Why academics shouldn’t predict the demise of “old media”

With a company offering flat rate, unlimited course offerings online at just $99 a month, academics, intellectuals and pundits who want to proclaim the pending demise of “old media” in general and print media in particular should look in their rearview mirrors before offering any more prognostications.

Even without online classrooms entering version 2.0, colleges and universities have indicated in the last couple of years their intent to use adjunct faculty for more and more of their teaching positions in the future. So, without too much schadenfreude, some of the pundits may want to join the misery of media-world layoffs, etc.

And, there are other similarities. Yes, while it’s a stereotype, the “old,” “mainstream” media did at times come off as a cult, priesthood, or keepers of the flame, choose your metaphor.

But, don’t universities, “old,” “traditional” universities, vs. more explicitly for-profit models that mix bricks and mortar with modems and mouses, like the University of Phoenix, let alone vs. online-only collegiate learning centers, come off in exactly the same way?

Short answer? Hell, yes.

Longer answer is that there are differences.

The media, even at its peak, never had anything comparable to North Central or other collegiate accreditation agencies. Agencies that, at the beck and call of bricks and mortar, have no compunction about bullying the new, online-only learning centers.

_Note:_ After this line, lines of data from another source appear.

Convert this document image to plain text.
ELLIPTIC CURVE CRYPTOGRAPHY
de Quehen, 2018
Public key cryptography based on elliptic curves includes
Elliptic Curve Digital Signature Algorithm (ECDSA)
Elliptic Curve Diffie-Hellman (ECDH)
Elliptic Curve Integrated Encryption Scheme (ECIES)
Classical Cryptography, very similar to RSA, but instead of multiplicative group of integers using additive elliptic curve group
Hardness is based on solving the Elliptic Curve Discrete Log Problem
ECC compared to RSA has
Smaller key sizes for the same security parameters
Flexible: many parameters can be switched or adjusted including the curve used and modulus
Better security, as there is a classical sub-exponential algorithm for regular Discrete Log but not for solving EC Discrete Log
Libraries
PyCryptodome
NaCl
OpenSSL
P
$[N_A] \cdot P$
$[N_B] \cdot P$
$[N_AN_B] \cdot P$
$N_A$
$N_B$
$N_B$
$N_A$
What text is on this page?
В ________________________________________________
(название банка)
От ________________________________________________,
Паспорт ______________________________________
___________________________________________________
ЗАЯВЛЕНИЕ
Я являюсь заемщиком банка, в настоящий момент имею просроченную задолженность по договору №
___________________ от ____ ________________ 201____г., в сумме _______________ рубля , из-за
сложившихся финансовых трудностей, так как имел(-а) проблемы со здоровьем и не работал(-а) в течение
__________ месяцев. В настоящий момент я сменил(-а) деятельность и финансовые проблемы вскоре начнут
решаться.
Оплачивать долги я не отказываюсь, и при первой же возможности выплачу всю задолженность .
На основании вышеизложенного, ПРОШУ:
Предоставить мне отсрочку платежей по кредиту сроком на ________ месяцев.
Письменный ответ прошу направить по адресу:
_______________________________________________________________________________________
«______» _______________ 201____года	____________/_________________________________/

Read the full, in-depth analysis piece for examples of this bullying and various ways in which some of the online-only collegiate learning centers (I’m not ready to use the word “universities”) are either doing creative partnerships or else are fighting back.

Given that North Central, et al, are already putting these folks to a degree of scrutiny they never turn on State U., if one of these online centers gets bought by a financier with deep enough pockets, you WILL see an antitrust lawsuit.